DeepMind, a London-based “neuroscience-inspired AI company” bought by Google in January 2014, has launched DeepMind Health.

Working with leading kidney experts at the Royal Free Hospital in London, DeepMind Health has produced a mobile phone app called “Streams.” It is designed to present “timely information that helps nurses and doctors detect cases of acute kidney injury” (AKI). DeepMind says that “AKI is a contributing factor in up to 20% of emergency hospital admissions as well as 40,000 deaths in the UK every year.
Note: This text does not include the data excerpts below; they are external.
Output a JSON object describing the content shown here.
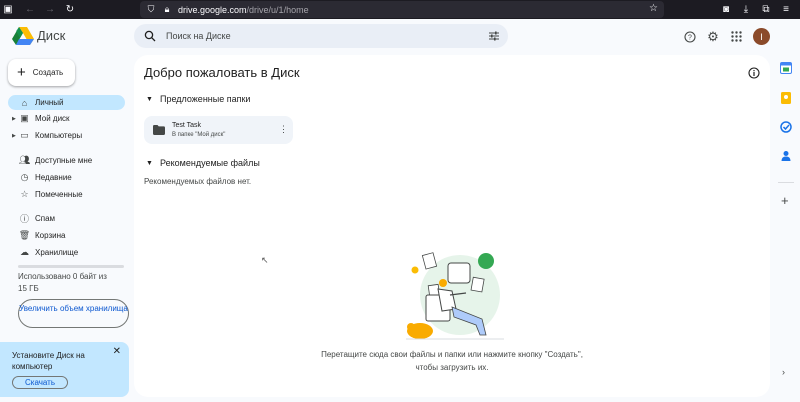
{
  "browser": {
    "url_domain": "drive.google.com",
    "url_path": "/drive/u/1/home"
  },
  "header": {
    "app_name": "Диск",
    "search_placeholder": "Поиск на Диске",
    "avatar_letter": "I"
  },
  "sidebar": {
    "new_button": "Создать",
    "nav_items": [
      {
        "label": "Личный",
        "icon": "home-icon",
        "active": true
      },
      {
        "label": "Мой диск",
        "icon": "my-drive-icon",
        "expandable": true
      },
      {
        "label": "Компьютеры",
        "icon": "computers-icon",
        "expandable": true
      },
      {
        "label": "Доступные мне",
        "icon": "shared-icon"
      },
      {
        "label": "Недавние",
        "icon": "recent-icon"
      },
      {
        "label": "Помеченные",
        "icon": "star-icon"
      },
      {
        "label": "Спам",
        "icon": "spam-icon"
      },
      {
        "label": "Корзина",
        "icon": "trash-icon"
      },
      {
        "label": "Хранилище",
        "icon": "cloud-icon"
      }
    ],
    "storage_text": "Использовано 0 байт из 15 ГБ",
    "storage_used_fraction": 0,
    "upgrade_button": "Увеличить объем хранилища",
    "install": {
      "text": "Установите Диск на компьютер",
      "button": "Скачать"
    }
  },
  "main": {
    "title": "Добро пожаловать в Диск",
    "suggested_folders_label": "Предложенные папки",
    "folder": {
      "name": "Test Task",
      "location": "В папке \"Мой диск\""
    },
    "recommended_files_label": "Рекомендуемые файлы",
    "no_files_text": "Рекомендуемых файлов нет.",
    "empty_line1": "Перетащите сюда свои файлы и папки или нажмите кнопку \"Создать\",",
    "empty_line2": "чтобы загрузить их."
  },
  "colors": {
    "accent": "#0b57d0",
    "active_nav": "#c2e7ff",
    "page_bg": "#f8fafd"
  }
}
Yet NHS England estimate that around 25% of cases are preventable.”

To bolster the capabilities of Streams, DeepMind Health has just acquired the company behind Hark, a clinical task management app. “We are delighted to announce that the Hark team is planning to join forces with DeepMind Health so we can accelerate and scale their efforts to revolutionize task management in hospitals,” said DeepMind. “We plan to integrate their work into Streams over the coming months.”

This suggests that Streams will become a general clinical data and task management app.

DeepMind Health says that its data-sharing agreements with the NHS hospitals “ensure that patients’ data will always be stored in the UK and won’t ever be linked or associated with Google accounts, products or services.” It also says “data will only ever be used for the purposes of improving healthcare,” but that would presumably include Google carrying out additional in-house analyses that might be relevant to that goal.